Renjun tidak merespon, ia memilih memijat pelan jari-jari chenle. Jisung anggap itu adalah jawaban iya, merapikan kembali baju kantor dengan jasnya jisung tersenyum ke arah renjun.

“Cepetan bangunnya ya, gue kangen” bisik jisung pada chenle, alpha itu memberi kecupan di kening omeganya sebelum akhirnya ijin pada renjun ingin berangkat kerja.


1 Tahun bukanlah hal yang sebentar hidup dengan seseorang. Saling berbagi, bercerita banyak hal, berdebat dan banyak hal lain yang dilakukan berdua. Maka tak heran beberapa hal yang sering dilakukan itu punya tempat tersendiri di ingatan. Tidak mudah dilupakan. Tidak mudah dihilangkan. Chenle hidup dengan jisung itu sudah bisa dibilang cukup lama, jadi tak salah omega itu tau sedikit engganya soal alphanya. Seperti contohnya, makanan yang sedang dimakannya dirumah sakit. Chenle hapal bagaimana rasa masakan alphanya karena hampir setiap pagi makanan itu tersaji di meja makan.

Tapi, renjun berbohong.

“ini... Siapa yang buat?” chenle menatap renjun curiga sambil mengaduk-aduk makanannya.
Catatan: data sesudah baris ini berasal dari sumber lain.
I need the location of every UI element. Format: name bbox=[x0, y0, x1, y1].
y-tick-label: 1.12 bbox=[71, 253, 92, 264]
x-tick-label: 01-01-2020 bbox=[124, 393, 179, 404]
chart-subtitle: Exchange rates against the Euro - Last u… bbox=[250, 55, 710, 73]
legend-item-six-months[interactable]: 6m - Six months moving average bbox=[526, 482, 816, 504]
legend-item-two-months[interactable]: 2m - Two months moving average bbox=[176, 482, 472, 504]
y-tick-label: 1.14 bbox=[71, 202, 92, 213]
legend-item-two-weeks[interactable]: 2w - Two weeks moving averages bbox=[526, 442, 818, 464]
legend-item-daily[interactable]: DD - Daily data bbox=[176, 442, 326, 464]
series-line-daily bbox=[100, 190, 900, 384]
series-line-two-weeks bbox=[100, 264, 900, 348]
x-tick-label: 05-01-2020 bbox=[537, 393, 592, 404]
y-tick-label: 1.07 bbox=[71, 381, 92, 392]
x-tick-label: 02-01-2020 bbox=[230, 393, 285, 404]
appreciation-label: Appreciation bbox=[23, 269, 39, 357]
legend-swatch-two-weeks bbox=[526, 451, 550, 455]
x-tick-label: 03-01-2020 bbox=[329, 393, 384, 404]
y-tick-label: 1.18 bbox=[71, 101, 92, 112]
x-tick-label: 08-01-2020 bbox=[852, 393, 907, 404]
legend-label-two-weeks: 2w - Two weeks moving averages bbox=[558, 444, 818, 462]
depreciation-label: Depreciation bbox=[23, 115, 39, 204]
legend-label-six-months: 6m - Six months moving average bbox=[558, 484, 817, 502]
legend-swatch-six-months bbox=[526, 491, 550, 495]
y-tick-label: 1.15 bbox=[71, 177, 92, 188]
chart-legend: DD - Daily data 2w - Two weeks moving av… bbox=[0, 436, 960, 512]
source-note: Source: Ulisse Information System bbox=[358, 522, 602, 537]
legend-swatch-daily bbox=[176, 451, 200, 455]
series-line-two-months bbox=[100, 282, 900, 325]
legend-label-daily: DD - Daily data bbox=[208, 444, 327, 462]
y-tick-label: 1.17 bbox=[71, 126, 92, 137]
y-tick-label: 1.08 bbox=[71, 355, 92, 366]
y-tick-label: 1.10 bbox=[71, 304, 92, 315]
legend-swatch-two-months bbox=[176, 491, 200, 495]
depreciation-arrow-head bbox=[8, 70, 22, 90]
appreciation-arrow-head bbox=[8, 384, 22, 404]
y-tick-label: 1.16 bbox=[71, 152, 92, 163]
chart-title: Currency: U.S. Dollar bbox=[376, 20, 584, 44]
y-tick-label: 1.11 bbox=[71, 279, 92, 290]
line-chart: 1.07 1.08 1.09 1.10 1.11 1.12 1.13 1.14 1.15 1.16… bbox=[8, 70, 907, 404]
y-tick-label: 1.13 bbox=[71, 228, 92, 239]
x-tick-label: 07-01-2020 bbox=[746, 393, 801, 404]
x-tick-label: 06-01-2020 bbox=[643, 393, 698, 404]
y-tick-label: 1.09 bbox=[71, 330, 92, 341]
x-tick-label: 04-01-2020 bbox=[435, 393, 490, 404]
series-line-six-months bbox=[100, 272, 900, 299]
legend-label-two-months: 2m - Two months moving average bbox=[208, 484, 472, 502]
“gue lah, emang lo berharap siapa?”

Bohong. Padahal chenle tau kalau ini pasti buatan jisung, ia melihat kembali makanannya. Ternyata masih sama rasanya, masih ia hapal dengan baik padahal hampir sebulan lebih ia tidak menikmatinya. Air mata mampir tak diundang lagi, sesaknya datang lagi. Tangannya terus menerus mengusap air matanya agar tidak terus menerus jatuh membasahi pipinya, sambil melanjutkan makannya chenle terisak kecil. Ternyata tangisnya tak bisa dibendung.

Pernah sangat merindukan seseorang tapi mencoba untuk tidak peduli?

“ga berharap siapa-siapa” ucap chenle dan renjun hanya diam, mendadak bungkam.

Sungchan membanting pintu kamarnya keras apalagi saat di perjalanan pulang tadi ayahnya terus menerus mengoceh soal kesalahannya yang sebenarnya omega itu yang mulai memancing sisi alphanya. Ia sama sekali tidak sadar ternyata telah menyakiti chenle sampai begitunya.

Semua barang dijatuhkan berserakan sampai keadaan kamar berubah menjadi hancur bak kapal pecah. Sungchan benar-benar emosi saat ini. Mengapa takdir menulis nasibnya sebagai seorang alpha yang sangat mencintai seorang omega yang bahkan tidak mencintainya.

Ia yakin soal perasaannya tapi tidak yakin dengan takdirnya. Ah.. pusing!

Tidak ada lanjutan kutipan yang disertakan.